Bulgarian prime minister displeased with gambling tax compromise

This story was published more than 14 years ago.

Last week's compromise tax of 12% on all Bulgarian gambling turnover may have suited members of parliament, but it has not gone down well with prime minister Boyko Borisov, who wanted to balance the budget with a 15% tax.

Borisov's plan was to use the tax revenues generated by a 15% rate to avoid tax increases on hard liquor and maintain assistance to young Bulgarians trying to purchase a first home.

The Novinite news agency reports that after discussions with the parliamentary Speaker, Tsetska Tsacheva, Borisov announced that he had asked his GERB party and parliament for the 15% rate. However, parliamentarians had already approved amendments eliminating the first home proposal.
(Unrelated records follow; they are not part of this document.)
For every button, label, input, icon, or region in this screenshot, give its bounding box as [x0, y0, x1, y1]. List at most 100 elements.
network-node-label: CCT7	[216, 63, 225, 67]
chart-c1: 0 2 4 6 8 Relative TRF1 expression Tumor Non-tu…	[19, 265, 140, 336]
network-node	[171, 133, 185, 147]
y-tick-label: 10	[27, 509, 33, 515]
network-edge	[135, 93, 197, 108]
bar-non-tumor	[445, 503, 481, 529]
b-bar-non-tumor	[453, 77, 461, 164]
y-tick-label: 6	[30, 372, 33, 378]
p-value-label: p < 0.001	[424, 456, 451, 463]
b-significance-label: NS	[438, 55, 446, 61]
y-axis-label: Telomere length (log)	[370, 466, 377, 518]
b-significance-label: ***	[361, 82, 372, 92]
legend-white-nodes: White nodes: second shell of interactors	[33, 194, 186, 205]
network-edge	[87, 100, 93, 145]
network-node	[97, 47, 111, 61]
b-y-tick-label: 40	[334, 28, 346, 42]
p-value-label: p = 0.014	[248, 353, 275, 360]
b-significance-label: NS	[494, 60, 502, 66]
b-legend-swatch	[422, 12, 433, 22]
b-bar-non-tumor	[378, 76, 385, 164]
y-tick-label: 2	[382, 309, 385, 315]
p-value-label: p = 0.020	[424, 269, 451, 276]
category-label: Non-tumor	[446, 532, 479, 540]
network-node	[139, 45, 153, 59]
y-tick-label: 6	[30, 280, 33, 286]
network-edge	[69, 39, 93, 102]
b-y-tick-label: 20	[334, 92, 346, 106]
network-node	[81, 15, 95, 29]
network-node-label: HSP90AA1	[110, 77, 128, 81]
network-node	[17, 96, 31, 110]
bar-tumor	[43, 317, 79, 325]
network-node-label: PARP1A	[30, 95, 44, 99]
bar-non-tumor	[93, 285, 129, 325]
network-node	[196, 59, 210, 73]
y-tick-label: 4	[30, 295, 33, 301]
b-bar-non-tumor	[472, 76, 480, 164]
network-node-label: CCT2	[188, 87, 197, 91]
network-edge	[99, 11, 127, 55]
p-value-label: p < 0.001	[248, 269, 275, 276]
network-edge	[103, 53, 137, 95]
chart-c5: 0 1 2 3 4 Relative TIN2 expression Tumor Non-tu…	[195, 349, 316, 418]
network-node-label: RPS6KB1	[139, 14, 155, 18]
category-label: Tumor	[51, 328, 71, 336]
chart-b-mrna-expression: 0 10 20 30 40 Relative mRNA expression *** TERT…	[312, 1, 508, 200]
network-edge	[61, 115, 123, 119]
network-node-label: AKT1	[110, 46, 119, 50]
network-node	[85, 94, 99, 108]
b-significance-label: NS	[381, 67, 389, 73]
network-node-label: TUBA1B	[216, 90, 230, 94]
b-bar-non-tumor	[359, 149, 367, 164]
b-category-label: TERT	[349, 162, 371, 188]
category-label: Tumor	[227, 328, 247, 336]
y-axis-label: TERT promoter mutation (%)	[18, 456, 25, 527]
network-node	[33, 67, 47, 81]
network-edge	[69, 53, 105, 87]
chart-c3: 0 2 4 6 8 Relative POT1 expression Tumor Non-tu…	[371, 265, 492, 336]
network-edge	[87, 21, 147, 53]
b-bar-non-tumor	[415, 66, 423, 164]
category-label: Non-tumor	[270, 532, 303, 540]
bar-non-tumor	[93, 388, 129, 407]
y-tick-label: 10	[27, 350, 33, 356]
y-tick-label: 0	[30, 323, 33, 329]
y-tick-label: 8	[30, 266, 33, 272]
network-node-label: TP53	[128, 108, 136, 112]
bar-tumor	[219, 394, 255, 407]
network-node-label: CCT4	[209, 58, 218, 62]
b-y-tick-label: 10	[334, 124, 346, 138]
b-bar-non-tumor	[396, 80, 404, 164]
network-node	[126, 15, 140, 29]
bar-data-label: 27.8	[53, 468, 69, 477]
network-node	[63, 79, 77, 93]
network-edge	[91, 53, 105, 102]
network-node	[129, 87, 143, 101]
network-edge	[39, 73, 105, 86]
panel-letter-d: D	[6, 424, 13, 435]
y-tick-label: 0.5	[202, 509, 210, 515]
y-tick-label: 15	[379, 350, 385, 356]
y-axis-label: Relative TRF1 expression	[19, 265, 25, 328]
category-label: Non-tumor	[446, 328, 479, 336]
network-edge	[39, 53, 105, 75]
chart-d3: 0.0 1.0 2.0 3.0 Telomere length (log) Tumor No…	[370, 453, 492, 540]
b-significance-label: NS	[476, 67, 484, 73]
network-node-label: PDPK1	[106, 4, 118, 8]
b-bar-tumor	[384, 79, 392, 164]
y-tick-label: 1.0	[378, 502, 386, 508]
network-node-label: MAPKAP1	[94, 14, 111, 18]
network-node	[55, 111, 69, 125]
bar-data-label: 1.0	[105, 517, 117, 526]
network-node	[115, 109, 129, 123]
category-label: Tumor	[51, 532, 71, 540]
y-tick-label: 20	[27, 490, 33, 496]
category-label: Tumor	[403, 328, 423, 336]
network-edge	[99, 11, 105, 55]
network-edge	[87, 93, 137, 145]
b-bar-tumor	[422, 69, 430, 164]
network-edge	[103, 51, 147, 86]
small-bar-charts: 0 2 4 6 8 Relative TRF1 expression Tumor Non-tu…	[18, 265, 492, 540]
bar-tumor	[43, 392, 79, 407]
Characterising the amendments as a mistake, the prime minister vowed to reverse these decisions.

The prime minister told local media that he required the 15% gambling tax to balance the budget and allow him to meet commitments to Bulgarian grape growers not to increase the hard liquor tax.

The Bulgarian parliament voted at first reading on November 4, 2009 in favor of an increase in the tax rate on gambling activities from 10% to 12% as part of amendments to the Corporate Income Tax Act. The amendments are expected to come into force in January 2010, harmonising all Bulgarian gambling tax rates.

The Bulgarian Association for Entertainment and Gambling Games has protested the 12% rate, saying it will cause the collapse of the gambling industry with the loss of 40,000 jobs.